When I think of circulating currents associated with single core cables, I think of the induced voltages in the cable screens / armourings, caused by current flow in the conductor itself. That induced voltage can cause a circulating current to flow, if the cable is earthed at both ends. That circulating current can be quite high, causing localized heating at ferromagnetic gland plates, any associated tray work, metallic trunking, conduit etc.
If the cable is SWA, the problem is a whole lot worse, because SWA is magnetic. That is why single core cables, particularly when designed to carry above 400A, should not be SWA. Using AWA cable reduces this problem because aluminum is non-magnetic (as is CWA).
These circulating currents also generate eddy currents at the gland plates etc that create further heating effects. There are also hysteresis losses caused by this in the ferromagnetic material.
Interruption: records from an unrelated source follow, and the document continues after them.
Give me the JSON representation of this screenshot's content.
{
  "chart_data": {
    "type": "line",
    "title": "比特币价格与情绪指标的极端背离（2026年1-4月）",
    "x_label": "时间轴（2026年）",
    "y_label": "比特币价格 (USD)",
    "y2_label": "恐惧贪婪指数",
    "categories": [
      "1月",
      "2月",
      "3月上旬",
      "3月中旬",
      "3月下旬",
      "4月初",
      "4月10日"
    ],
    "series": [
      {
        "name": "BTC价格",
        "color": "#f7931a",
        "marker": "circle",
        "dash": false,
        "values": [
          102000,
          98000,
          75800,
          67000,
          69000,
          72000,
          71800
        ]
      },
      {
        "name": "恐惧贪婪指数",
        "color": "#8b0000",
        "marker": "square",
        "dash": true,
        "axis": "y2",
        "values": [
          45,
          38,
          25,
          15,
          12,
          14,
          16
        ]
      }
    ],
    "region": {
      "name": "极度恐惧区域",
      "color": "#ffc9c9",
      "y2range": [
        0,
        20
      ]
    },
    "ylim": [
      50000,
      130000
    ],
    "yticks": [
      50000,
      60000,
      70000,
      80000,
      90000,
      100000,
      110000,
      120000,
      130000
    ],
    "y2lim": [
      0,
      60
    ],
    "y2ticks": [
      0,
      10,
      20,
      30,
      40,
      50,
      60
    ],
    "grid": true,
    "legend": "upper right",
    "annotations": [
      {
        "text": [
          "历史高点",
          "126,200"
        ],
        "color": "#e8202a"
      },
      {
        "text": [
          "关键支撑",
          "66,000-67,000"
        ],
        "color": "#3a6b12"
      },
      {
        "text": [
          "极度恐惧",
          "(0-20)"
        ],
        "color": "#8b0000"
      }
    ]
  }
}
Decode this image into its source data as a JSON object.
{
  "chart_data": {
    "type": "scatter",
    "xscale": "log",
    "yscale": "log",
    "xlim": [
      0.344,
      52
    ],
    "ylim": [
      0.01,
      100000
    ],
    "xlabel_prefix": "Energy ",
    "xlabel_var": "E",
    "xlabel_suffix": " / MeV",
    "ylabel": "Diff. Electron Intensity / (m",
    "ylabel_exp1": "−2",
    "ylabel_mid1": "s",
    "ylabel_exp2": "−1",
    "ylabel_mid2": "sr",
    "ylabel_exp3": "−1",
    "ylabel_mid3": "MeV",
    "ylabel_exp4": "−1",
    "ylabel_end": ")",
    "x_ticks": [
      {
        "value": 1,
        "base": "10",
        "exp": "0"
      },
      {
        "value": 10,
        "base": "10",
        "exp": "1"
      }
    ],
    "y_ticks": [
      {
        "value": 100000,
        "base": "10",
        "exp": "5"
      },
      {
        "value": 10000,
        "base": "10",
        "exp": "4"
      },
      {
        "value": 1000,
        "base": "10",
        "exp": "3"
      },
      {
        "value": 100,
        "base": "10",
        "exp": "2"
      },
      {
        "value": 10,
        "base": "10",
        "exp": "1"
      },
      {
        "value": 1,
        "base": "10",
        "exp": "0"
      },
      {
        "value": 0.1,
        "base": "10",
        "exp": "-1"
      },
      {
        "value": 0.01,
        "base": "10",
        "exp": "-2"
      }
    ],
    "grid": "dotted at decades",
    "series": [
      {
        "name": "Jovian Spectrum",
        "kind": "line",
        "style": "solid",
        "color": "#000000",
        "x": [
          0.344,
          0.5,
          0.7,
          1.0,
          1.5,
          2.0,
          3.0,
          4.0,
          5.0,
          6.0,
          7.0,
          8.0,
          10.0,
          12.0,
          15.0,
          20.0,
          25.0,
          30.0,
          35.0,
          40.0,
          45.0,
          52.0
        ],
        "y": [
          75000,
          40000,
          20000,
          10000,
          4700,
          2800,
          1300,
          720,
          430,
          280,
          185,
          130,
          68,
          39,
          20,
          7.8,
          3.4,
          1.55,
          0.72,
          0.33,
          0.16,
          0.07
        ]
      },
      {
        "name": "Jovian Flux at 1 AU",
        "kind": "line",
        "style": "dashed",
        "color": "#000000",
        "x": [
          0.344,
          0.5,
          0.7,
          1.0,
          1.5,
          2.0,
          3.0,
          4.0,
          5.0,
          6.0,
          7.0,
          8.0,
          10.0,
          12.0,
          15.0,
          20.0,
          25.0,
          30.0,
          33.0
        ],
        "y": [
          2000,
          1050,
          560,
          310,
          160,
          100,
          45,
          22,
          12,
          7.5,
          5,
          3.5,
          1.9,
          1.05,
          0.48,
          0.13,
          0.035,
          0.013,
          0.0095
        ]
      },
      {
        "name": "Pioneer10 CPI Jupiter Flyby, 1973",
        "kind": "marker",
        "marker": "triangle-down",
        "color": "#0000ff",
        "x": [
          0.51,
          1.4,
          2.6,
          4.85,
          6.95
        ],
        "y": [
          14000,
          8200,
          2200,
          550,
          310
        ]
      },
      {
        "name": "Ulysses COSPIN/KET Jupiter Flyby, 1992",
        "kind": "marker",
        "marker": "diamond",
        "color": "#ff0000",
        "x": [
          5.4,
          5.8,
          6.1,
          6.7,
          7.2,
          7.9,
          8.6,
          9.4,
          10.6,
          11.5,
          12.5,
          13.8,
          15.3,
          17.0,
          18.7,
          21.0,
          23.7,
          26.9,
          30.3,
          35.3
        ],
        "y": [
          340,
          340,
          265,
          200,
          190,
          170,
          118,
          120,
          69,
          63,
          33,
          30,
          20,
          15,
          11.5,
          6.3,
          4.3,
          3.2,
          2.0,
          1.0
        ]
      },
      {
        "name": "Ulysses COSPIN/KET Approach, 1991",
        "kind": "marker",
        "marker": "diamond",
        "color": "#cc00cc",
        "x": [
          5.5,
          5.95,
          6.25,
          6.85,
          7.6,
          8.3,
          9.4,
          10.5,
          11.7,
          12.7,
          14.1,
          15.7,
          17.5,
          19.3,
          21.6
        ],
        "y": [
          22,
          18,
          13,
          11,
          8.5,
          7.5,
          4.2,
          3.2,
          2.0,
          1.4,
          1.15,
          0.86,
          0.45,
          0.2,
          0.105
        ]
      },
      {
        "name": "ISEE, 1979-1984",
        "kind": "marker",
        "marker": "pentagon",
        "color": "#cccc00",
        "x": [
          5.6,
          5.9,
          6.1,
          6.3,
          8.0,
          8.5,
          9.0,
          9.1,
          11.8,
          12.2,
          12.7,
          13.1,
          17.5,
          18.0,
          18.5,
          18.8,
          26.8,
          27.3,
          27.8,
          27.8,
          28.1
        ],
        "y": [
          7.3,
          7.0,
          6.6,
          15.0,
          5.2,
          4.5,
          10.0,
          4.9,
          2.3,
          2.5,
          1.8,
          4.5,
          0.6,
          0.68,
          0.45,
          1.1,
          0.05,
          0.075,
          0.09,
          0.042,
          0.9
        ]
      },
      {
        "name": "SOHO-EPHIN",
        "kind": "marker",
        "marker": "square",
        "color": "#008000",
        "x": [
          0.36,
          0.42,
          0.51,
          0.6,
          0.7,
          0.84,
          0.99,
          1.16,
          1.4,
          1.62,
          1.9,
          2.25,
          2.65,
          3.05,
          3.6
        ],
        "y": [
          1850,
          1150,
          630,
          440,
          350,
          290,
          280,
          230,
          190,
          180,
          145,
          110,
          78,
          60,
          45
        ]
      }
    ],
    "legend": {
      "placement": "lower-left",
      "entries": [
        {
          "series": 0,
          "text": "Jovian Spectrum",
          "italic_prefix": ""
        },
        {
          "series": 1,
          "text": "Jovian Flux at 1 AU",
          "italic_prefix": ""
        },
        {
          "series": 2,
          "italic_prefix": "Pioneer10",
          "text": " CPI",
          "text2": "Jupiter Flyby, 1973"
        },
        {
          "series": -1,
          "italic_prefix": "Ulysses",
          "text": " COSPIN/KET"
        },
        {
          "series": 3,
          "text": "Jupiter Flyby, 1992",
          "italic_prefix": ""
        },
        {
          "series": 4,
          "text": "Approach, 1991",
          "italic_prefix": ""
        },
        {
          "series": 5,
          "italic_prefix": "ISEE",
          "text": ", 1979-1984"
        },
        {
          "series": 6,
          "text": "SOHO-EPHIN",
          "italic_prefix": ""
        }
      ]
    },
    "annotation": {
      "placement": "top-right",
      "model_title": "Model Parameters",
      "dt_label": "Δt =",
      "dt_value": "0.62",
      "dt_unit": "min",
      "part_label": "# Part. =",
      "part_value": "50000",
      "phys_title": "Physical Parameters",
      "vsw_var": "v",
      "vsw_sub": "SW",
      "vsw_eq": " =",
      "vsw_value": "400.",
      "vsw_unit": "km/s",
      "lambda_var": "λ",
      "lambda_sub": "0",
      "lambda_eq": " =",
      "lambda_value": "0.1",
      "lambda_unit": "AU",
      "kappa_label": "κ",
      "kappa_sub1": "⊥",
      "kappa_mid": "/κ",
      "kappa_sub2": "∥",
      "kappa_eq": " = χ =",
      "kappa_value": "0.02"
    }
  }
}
One way to mitigate this uncontrolled current is to earth only one end of the single core cable, but this then introduces a standing voltage at the unearthed end, which can be high enough to be hazardous. Using cross bonding with transposition helps reduce the circulating current / standing voltage.
Correct spacing and use of non-magnetic materials for armours, gland plates etc all contribute to decreasing the problems. Another way to reduce eddy current heating at gland plates is to put a saw cut between the single core cable entry holes/glands - that breaks the path and prevents eddy current circulation.